I'm pretty sure the resources aren't there yet for an individual learning bot for each Forgebot, though with Moore's Law still merrily rolling along in the background, that may be only a matter of time. If each Forgebot had its own neural net, in addition to its keyphrases/responses then they would surely end up very different from each other.
They could still follow all other bots' conversations too, and benefit from the increase in raw data, but proportionally weight input from conversations they had (or were had by other bots belonging to the same botmaster/other bots in the same catagories/other bots with similar keyphrases) more heavily.

Perhaps the bot could search for analogues in its written-out part.

It might indeed be possible to use the keyphrase rankings to add another layer of weighting to the neural net. And also to use the bot characteristics in its setup (friendly/neutral/hostile etc.) to further tweak the process, and provide some further individuality.

Perhaps we should continue this in "Seasons", since this forum is for airing specific problems in writing bots for the forge as it is.

good idea

16 years ago #5696
fewer than 1 in 20 of BJ's responses are xnones

Good point!
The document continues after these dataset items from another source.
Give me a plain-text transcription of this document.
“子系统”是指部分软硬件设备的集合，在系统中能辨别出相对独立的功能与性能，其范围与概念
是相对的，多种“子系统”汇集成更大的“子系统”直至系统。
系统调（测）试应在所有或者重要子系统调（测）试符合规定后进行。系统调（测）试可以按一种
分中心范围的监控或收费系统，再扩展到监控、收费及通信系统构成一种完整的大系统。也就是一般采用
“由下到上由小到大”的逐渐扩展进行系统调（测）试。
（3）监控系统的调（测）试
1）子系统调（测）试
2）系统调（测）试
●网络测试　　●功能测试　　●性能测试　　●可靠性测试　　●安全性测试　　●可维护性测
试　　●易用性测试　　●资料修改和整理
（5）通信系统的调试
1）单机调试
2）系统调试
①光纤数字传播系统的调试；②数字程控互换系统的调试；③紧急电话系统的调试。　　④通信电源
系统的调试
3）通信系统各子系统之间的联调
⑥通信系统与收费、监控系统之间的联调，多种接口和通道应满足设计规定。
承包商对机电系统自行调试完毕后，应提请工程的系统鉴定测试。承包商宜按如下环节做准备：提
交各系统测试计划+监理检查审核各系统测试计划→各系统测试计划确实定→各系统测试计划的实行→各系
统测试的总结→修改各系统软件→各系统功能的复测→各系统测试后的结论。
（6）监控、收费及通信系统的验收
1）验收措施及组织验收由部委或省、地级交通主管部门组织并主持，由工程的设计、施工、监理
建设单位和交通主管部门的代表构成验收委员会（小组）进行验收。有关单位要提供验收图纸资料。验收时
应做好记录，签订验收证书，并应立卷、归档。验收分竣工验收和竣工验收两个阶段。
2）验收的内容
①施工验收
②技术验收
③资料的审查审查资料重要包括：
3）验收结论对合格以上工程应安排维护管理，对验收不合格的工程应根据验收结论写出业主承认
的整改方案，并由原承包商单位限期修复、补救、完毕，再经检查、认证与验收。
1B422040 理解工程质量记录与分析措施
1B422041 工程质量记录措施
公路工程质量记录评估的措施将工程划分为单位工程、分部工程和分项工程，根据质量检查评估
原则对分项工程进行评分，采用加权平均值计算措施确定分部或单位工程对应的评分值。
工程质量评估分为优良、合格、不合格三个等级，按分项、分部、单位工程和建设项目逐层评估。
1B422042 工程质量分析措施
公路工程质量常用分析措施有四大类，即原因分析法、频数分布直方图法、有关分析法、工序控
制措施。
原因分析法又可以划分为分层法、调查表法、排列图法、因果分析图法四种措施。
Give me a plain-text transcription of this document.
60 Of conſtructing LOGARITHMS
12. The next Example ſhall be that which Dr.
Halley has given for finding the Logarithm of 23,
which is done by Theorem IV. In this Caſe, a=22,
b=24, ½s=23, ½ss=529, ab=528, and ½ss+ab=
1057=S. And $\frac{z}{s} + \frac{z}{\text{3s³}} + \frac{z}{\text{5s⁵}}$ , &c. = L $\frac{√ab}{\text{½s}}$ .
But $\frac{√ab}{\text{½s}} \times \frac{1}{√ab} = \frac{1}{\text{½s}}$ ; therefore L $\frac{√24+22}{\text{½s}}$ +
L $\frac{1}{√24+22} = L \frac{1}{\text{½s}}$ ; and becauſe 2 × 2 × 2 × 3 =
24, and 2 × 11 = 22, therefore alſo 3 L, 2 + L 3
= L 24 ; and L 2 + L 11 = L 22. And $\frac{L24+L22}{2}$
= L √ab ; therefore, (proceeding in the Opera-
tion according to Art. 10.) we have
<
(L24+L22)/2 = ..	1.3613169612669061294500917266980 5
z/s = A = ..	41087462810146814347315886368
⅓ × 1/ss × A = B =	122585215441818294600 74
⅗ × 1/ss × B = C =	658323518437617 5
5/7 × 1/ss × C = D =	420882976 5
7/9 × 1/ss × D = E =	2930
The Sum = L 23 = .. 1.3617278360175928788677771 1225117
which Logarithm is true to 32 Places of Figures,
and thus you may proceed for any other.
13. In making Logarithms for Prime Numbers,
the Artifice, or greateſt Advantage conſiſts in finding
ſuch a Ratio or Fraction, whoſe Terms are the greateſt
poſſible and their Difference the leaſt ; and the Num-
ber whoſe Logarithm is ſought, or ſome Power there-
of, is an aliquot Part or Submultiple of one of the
Granted that xnones usually account for only a small part of output, it would still be odd if they expressed an average personality while the rest of the bot had a distinctive one of its own.

16 years ago #5697
I suppose it would be advisable to check the output with any relevant memories/responses which factually conflicted with the putative xnone substitute, but a little such unpredictability in its output might be considered an integral part of a bot developing its own personality (and not just reflecting its maker's.)
Humans themselves are rarely perfectly consistent, after all

No matter how big we make case-based bots, they will never achieve consciousness - the future belongs to learning bots that can 'scale up' as the technology becomes available.
The Forge is certainly the best platform for bot development there currently is, but unless it grows to incorporate learning-based AI, it won't be in 10 years time. Because by then the learning bots will have the hardware resources to catch up and massively supersede CBR.